The payment had been ordered by a UK court in April 2020 – a move which EY said it was “surprised and disappointed with,” at the time, vowing to appeal.
But now that the firm has gone back on this appeal, former employee Amjad Rihan will be imbursed the full amount.
It is the end-result of a lawsuit filed against the company after he found evidence that it was facilitating money laundering and did nothing to stop it.
Mr Rihan welcomed the news that EY had agreed to drop the appeal, but he gave a stark criticism of what he called a breach of responsibility and professional ethics within the firm.
“They need to see heads rolling at EY. It’s not satisfactory, when all this has happened, that everyone just stays in place,” he told the BBC Monday.
His comments were a likely reference to the firm’s former managing partner for Europe and MEA Mr Mark Otty, who took the lead in dealing with Mr Rihan’s concerns.
When he gave evidence at the original trial that ended in April 2020, Mr Justice Kerr singled Otty out as “uninterested in questions of professional ethics.”
Mr Otty neither left nor was let go from EY and is currently the deputy chair of the firm’s Global Emerging Markets department.
The scandal ultimately goes back to 2012 when Rihan was working at EY and his audit team discovered $5.2BN in cash paid out by a gold refiner.
That same refiner was also discovered to have disguised a batch of gold bullion as silver in advance of their shipment from the UK to Dubai.

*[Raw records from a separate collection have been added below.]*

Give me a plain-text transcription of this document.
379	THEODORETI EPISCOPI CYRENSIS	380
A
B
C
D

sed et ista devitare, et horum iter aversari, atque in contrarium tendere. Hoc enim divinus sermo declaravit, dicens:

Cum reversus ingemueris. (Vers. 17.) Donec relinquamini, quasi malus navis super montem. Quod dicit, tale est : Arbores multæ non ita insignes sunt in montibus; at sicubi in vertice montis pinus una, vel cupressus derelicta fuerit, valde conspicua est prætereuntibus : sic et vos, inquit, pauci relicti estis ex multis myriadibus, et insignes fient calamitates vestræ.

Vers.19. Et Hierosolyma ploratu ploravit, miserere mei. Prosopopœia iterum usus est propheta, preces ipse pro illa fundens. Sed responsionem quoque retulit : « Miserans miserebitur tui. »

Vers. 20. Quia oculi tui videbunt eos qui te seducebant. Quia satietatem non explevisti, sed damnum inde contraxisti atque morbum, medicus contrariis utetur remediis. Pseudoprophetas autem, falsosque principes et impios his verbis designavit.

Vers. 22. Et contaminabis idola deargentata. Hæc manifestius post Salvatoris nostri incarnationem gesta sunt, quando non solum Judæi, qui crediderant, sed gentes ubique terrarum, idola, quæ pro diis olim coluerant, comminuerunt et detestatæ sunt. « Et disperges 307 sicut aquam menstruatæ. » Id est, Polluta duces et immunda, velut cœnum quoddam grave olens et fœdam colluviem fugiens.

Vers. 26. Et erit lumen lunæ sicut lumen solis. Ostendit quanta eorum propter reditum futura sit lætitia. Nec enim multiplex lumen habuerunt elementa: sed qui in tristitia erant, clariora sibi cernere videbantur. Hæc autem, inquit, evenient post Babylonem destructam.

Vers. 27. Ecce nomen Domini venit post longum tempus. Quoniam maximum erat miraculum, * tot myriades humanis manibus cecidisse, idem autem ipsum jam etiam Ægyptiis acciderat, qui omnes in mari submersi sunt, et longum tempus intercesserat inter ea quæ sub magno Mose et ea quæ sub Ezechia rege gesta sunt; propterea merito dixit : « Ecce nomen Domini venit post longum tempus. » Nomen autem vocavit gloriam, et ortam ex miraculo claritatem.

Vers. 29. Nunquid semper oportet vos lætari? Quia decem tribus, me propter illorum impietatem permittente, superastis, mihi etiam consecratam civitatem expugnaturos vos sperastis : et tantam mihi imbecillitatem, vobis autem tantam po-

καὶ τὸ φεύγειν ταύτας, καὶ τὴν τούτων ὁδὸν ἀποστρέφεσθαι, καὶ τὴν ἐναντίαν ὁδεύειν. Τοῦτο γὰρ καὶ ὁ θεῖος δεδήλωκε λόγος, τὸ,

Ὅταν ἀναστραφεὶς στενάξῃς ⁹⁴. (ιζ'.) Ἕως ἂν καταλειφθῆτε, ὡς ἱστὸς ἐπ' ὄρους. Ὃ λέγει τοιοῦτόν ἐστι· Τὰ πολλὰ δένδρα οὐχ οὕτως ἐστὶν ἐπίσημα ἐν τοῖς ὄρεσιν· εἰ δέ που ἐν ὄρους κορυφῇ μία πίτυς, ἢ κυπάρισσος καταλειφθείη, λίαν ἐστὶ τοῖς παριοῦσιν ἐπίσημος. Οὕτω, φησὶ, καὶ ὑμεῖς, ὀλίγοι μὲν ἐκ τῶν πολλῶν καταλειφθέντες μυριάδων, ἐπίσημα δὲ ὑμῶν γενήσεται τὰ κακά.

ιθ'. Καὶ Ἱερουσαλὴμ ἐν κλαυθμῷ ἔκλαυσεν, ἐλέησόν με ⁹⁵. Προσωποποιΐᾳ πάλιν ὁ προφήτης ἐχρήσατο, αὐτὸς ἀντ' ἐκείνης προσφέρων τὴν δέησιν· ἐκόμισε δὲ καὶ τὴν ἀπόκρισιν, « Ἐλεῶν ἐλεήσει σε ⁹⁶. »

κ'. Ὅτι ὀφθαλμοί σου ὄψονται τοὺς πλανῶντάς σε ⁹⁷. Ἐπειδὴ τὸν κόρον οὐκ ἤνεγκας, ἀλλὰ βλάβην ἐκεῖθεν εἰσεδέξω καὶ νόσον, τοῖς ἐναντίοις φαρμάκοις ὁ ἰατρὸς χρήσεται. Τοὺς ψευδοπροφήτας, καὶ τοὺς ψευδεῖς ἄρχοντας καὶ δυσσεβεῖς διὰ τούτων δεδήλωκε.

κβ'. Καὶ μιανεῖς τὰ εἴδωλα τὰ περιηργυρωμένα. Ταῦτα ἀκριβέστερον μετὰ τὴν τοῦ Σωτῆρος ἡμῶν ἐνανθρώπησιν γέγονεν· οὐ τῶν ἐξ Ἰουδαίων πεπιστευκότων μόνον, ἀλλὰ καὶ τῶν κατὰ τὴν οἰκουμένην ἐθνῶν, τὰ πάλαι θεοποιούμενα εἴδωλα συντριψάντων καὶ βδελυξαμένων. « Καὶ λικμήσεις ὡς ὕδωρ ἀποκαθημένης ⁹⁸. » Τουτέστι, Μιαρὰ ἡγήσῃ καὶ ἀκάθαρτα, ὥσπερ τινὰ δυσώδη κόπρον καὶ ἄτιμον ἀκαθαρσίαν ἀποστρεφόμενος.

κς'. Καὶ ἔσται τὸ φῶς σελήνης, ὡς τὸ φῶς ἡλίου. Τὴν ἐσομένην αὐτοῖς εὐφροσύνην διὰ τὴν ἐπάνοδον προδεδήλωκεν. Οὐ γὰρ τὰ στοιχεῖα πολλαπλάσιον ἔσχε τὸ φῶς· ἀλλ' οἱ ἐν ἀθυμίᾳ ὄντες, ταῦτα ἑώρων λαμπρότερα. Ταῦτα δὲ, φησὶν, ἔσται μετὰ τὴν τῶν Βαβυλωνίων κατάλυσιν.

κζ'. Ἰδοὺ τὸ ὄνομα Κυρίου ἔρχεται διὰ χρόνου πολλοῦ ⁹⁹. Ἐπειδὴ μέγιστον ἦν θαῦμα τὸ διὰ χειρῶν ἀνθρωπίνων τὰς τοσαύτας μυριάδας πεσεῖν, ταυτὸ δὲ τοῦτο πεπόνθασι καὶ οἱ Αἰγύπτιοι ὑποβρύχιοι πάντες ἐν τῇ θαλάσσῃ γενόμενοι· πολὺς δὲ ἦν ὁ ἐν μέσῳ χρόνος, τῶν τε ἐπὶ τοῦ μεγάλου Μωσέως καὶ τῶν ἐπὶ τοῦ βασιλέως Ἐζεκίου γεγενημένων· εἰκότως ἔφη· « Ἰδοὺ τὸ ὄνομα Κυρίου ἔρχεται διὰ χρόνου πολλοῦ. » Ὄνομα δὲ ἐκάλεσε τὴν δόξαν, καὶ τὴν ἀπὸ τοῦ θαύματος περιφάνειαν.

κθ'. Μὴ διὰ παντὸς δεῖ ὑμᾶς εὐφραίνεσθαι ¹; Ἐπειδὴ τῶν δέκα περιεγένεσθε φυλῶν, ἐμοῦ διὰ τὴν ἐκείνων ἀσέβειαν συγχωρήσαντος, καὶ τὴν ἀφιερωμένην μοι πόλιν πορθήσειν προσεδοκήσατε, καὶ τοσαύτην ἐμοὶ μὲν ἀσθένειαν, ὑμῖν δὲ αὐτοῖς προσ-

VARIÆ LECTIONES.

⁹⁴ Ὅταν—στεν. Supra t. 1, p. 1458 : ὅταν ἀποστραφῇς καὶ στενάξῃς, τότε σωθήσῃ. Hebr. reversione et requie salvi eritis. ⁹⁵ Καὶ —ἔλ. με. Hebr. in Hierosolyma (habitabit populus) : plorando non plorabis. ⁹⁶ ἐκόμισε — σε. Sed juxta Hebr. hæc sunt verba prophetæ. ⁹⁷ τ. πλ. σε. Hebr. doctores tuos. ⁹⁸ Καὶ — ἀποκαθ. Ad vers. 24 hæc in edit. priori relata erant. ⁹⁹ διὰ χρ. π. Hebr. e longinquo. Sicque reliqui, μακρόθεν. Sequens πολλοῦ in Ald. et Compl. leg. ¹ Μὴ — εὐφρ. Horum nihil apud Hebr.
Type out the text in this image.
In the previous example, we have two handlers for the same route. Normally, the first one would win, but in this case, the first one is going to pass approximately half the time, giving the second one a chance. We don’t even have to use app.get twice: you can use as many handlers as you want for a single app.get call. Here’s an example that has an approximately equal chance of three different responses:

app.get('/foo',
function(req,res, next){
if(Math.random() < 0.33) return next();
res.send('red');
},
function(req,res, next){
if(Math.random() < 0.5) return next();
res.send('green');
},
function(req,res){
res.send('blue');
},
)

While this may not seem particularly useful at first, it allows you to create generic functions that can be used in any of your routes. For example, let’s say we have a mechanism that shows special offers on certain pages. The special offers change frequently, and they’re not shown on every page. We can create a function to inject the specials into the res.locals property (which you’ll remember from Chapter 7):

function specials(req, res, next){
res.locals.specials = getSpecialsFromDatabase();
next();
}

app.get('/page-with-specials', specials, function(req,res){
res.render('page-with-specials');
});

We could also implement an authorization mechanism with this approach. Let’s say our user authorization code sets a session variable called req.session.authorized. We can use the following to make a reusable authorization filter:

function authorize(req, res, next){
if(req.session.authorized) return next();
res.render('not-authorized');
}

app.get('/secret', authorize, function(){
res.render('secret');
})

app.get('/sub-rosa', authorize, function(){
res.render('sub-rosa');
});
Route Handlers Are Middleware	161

This was done to comply with gold export limits.
Despite raising these red flags with Otty and other senior figures within EY, none of them were acted on.
EY has largely defended their actions however, saying after the initial damages ruling that their Dubai assurance team uncovered the suspicious activity and that sanctions were ultimately imposed on the gold refiner in question.
Now, after dropping their appeal against the settlement, the firm says that it remains disappointed with the court refusal to consider “underlying findings of face, with which we firmly disagree.”
“With such an impediment, we concluded that our appeal on the law, even if successful, no longer merited the time and resources involved,” a statement read.